Kebudayaan dan komunikasi tidak dapat dipisahkan karena kebudayaan tidak saja menentukan siapa berbicara dangan siapa, mengenai apa dan bagaimana komunikasi seharusnya berlangsung, tetapi juga mengenai bagaimana pesan sebaiknya dirumuskan. Komunikasi antar budaya didefinisikan antara lain sebagai “ penyampaian dan penerimaan pesan dalam konteks perbedaan kebudayaan dengan hasil atau akibat yang berbeda-beda” (Dodd, 1982).
macam-macam akibat yang dapat mungkin dihasilkan antara lain perubahan sosial, akulturasi, saling pengertian, dan persahabatan, di satu pihak, atau kebencian, permusuhan, peperangan, dipihak lainnya. Dewasa ini, perkembangan alat perhubungan dan teknologi komunikasi yang semakin rumit dan canggih, meningkatkan hubungan yang mulanya terkendala oleh waktu maupun jarak ruang.
 Dunia semakin terasa sempit, sekarang dihuni oleh manusia-manusia yang bersifat dinamik da mobil. Orang semakin mudah untuk berkunjung atau tinggal di suatu lokasi kebudayaan yang jauh dan tidak pernah dikenal sebelumnya. Konsep tentang dirinya, bahasanya, kunjungan atau persinggahan ini didasari oleh beraneka ragam kepentingan atau minat, yang mewarnai arus hubungan dalam dunia international saat ini.
Kesempatan bagi orang untuk memperoleh informasi yang diinginkannya secara langsung dari seluruh penjuru dunia dewasa ini semakin terbuka. Masing-masing orang dapat memiliki sumber informasinya sendiri.terutama dengan munculnya satelit komunikasi, jurang informasi dapat diperkecil. Dalam konteks yang melampaui batas Negara atau batas kebudayaan. Maka melalui arus informasi, penduduk dunia dimana-mana menjadi  bersifat “global”.
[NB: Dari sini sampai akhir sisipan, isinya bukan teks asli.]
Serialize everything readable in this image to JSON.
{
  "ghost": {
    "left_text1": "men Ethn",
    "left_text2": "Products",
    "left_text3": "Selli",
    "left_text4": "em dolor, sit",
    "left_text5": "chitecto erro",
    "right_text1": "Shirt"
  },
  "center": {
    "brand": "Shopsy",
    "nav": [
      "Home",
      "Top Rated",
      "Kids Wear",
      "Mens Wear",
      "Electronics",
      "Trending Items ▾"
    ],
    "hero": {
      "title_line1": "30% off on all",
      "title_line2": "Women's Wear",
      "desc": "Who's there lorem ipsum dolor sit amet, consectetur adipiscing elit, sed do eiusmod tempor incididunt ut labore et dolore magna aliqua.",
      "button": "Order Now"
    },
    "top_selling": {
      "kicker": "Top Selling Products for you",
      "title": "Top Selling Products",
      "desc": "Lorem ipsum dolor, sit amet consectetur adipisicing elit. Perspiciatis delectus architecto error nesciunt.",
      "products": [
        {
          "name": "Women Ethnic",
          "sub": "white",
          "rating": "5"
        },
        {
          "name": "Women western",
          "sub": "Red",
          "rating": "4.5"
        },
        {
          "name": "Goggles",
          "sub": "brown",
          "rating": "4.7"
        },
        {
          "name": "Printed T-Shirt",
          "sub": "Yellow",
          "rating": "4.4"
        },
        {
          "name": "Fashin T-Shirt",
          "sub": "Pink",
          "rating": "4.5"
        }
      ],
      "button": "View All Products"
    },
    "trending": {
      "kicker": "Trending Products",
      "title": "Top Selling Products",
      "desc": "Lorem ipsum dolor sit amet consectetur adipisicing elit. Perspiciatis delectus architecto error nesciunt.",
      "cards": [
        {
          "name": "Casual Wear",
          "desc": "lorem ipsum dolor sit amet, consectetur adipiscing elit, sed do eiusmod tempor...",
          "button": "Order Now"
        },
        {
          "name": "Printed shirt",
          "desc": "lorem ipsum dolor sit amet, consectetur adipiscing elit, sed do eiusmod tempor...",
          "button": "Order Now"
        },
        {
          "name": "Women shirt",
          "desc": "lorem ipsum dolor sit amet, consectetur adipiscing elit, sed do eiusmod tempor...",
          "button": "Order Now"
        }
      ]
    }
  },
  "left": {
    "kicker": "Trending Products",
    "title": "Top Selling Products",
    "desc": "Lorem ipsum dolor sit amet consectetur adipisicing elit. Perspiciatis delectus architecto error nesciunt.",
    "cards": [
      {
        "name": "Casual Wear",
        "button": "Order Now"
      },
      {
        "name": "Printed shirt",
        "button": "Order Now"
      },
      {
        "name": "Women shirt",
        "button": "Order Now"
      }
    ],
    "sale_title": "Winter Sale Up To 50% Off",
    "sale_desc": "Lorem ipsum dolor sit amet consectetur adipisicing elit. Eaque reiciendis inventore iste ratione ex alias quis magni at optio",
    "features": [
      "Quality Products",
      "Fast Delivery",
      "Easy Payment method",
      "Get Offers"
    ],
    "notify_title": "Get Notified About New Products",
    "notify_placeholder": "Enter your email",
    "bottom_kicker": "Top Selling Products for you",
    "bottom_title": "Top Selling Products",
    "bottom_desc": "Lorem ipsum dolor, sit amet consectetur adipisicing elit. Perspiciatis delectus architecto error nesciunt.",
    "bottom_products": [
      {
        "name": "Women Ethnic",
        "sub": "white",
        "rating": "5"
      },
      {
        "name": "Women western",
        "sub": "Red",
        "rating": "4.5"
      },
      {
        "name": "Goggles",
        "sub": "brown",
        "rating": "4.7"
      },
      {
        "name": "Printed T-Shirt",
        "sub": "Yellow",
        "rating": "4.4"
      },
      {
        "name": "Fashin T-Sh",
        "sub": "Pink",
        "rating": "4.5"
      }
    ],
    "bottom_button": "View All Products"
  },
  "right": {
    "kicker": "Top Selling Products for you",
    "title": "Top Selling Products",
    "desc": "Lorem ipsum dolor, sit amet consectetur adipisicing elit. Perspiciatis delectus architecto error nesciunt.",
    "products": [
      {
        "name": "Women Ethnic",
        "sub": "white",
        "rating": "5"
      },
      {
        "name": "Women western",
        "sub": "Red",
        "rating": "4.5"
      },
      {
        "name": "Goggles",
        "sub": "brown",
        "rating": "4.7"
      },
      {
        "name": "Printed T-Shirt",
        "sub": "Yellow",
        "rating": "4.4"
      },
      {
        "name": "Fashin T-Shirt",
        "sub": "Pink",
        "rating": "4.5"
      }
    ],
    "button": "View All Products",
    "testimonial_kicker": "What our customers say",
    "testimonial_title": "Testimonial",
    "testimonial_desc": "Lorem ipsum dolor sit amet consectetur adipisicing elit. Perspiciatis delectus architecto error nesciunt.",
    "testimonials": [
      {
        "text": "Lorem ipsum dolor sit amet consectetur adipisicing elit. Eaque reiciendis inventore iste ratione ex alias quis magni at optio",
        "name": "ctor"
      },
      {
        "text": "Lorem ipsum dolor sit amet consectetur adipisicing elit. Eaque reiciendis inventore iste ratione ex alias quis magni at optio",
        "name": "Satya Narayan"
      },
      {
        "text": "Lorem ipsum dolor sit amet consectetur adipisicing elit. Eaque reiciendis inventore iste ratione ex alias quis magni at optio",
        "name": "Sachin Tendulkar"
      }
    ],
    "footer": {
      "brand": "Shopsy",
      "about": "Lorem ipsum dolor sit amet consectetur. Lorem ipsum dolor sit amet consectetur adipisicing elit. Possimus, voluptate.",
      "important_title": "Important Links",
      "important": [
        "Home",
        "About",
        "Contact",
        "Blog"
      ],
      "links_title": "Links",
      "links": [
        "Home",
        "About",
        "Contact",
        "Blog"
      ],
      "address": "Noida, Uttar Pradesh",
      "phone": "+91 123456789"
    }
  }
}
Terutama dengan adanya perkembangan saat ini yang menjadikan dunia seakan tidak terbatas lagi antar Negara (ohmae, 1992) dan orang semakin tidak mungkin lagi menhindari pertemuan dengan orang lain yang sangat berbeda latar belakang kebudayaannya, makakebutuhan untuk mempelajari proses penyesuaian diri oleh pendatang di suatu tempat baru, sebagai salah satu aspek dari komunikasi antar budaya, kiranya semakin mendesak untuk dilakukan. Untuk melaksanakan kelangsungan hidupnya, setiap pendatang ke suatu lingkungan sosial budaya baru terpaksa harus melakukan  proses penyesuaian diri, atau yang disebut oleh kim sebagai “adaptasi antar budaya”  istilah adaptasi digunakan oleh kim sebagai suatu konsep yang mewakili macam-macam istilah lainnya, seperti asimilasi, akulturasi, integrasi dan penyesuaian diri .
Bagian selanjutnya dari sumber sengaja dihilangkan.